The Health Council does not set an upper limit. Unless you have kidney problems, you don’t get too much protein quickly. By the way, protein is simply a source of energy: if you eat more calories than you burn, you gain weight. This applies just as much to protein as it does to fat and carbohydrates.

bean soup

If you delve into it a little – and many athletes do – you can easily lose yourself in the world of leucine, isoleucine and valine. You can spend all day working on the optimal timing for muscle protein synthesis. And you’d almost forget how far some foods have drifted from normal eating: a dairy drink called the ‘vanilla cookie’, which has no fat in it at all, no cookies for that matter, and the sweetness comes from acesulfame-K. Or a jar of lentil-chickpea-bean soup that doesn’t say lentil-chickpea-bean soup but a ‘protein bowl’. It’s like selling yourself short with a cup of buttermilk and a plate of bean soup. As if ordinary food is not good food.

The marketing of all those protein products – often in sturdy black packaging – is clearly not aimed at vulnerable elderly people. The extra protein market seems to be mainly aimed at people with extra money, who are extra sensitive to health claims. Or on people who don’t have that money but are easily misled or misled.

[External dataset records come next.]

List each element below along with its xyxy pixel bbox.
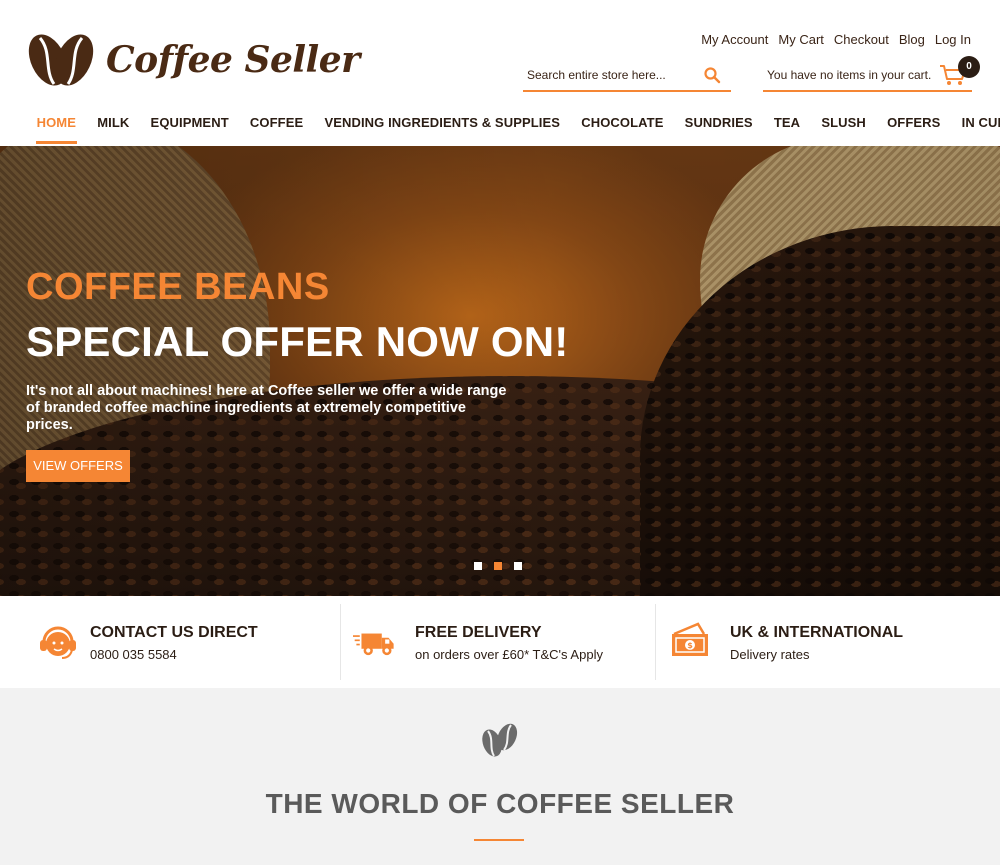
headset-icon	[40, 626, 76, 659]
search-input[interactable]	[527, 68, 697, 82]
coffee-beans-logo-icon	[28, 34, 94, 86]
feature-subtitle: 0800 035 5584	[90, 647, 177, 662]
my-account-link[interactable]: My Account	[701, 32, 768, 47]
coffee-beans-icon	[482, 723, 518, 757]
feature-subtitle: on orders over £60* T&C's Apply	[415, 647, 603, 662]
feature-international[interactable]: $ UK & INTERNATIONAL Delivery rates	[655, 604, 1000, 680]
nav-item-milk[interactable]: MILK	[87, 110, 140, 144]
slider-dot[interactable]	[514, 562, 522, 570]
hero-headline: SPECIAL OFFER NOW ON!	[26, 318, 569, 365]
hero-body: It's not all about machines! here at Cof…	[26, 383, 507, 433]
nav-item-tea[interactable]: TEA	[763, 110, 811, 144]
top-links: My Account My Cart Checkout Blog Log In	[701, 32, 971, 47]
cart-count-badge: 0	[958, 56, 980, 78]
slider-dot-active[interactable]	[494, 562, 502, 570]
feature-title: UK & INTERNATIONAL	[730, 624, 904, 641]
hero-banner: COFFEE BEANS SPECIAL OFFER NOW ON! It's …	[0, 146, 1000, 596]
nav-item-vending[interactable]: VENDING INGREDIENTS & SUPPLIES	[314, 110, 571, 144]
feature-contact[interactable]: CONTACT US DIRECT 0800 035 5584	[0, 596, 340, 688]
section-title: THE WORLD OF COFFEE SELLER	[265, 788, 735, 819]
nav-item-in-cup[interactable]: IN CUP	[951, 110, 1000, 144]
logo-text: Coffee Seller	[106, 39, 360, 81]
section-divider	[474, 839, 524, 841]
nav-item-slush[interactable]: SLUSH	[811, 110, 877, 144]
hero-kicker: COFFEE BEANS	[26, 266, 330, 308]
slider-dot[interactable]	[474, 562, 482, 570]
checkout-link[interactable]: Checkout	[834, 32, 889, 47]
delivery-truck-icon	[353, 633, 394, 656]
money-icon: $	[672, 622, 708, 656]
nav-item-home[interactable]: HOME	[26, 110, 87, 144]
features-bar: CONTACT US DIRECT 0800 035 5584 FREE DEL…	[0, 596, 1000, 688]
main-nav: HOME MILK EQUIPMENT COFFEE VENDING INGRE…	[26, 110, 1000, 144]
nav-item-offers[interactable]: OFFERS	[877, 110, 952, 144]
log-in-link[interactable]: Log In	[935, 32, 971, 47]
view-offers-button[interactable]: VIEW OFFERS	[26, 450, 130, 482]
search-icon[interactable]	[703, 66, 721, 84]
world-section: THE WORLD OF COFFEE SELLER	[0, 688, 1000, 865]
search-bar	[523, 60, 731, 92]
site-header: Coffee Seller My Account My Cart Checkou…	[0, 0, 1000, 146]
mini-cart[interactable]: You have no items in your cart.	[763, 60, 972, 92]
nav-item-equipment[interactable]: EQUIPMENT	[140, 110, 239, 144]
svg-text:$: $	[687, 641, 693, 650]
feature-delivery[interactable]: FREE DELIVERY on orders over £60* T&C's …	[340, 604, 655, 680]
nav-item-sundries[interactable]: SUNDRIES	[674, 110, 763, 144]
my-cart-link[interactable]: My Cart	[778, 32, 824, 47]
blog-link[interactable]: Blog	[899, 32, 925, 47]
nav-item-coffee[interactable]: COFFEE	[239, 110, 314, 144]
feature-title: CONTACT US DIRECT	[90, 624, 258, 641]
feature-subtitle: Delivery rates	[730, 647, 810, 662]
slider-dots	[474, 562, 522, 570]
feature-title: FREE DELIVERY	[415, 624, 542, 641]
logo[interactable]: Coffee Seller	[26, 30, 360, 90]
cart-message: You have no items in your cart.	[767, 68, 932, 82]
nav-item-chocolate[interactable]: CHOCOLATE	[571, 110, 674, 144]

A container of ‘Melkunie Protein Vanilla 0.2% fat quark’ contains 10 grams of protein and costs 1.55 euros. An equally large portion of Zaanse Hoeve low-fat cottage cheese (0 grams of fat) contains 8.5 grams of protein and it costs 34 cents. If you choose cheap protein instead of pricey protein every day for a month, you have already earned back your gym subscription.

Correction (July 23, 2022): An earlier version of this article stated that ‘Melkunie Protein Vanilla’ contains less protein than an equally large portion of Zaanse Hoeve low-fat cottage cheese. That has been corrected above.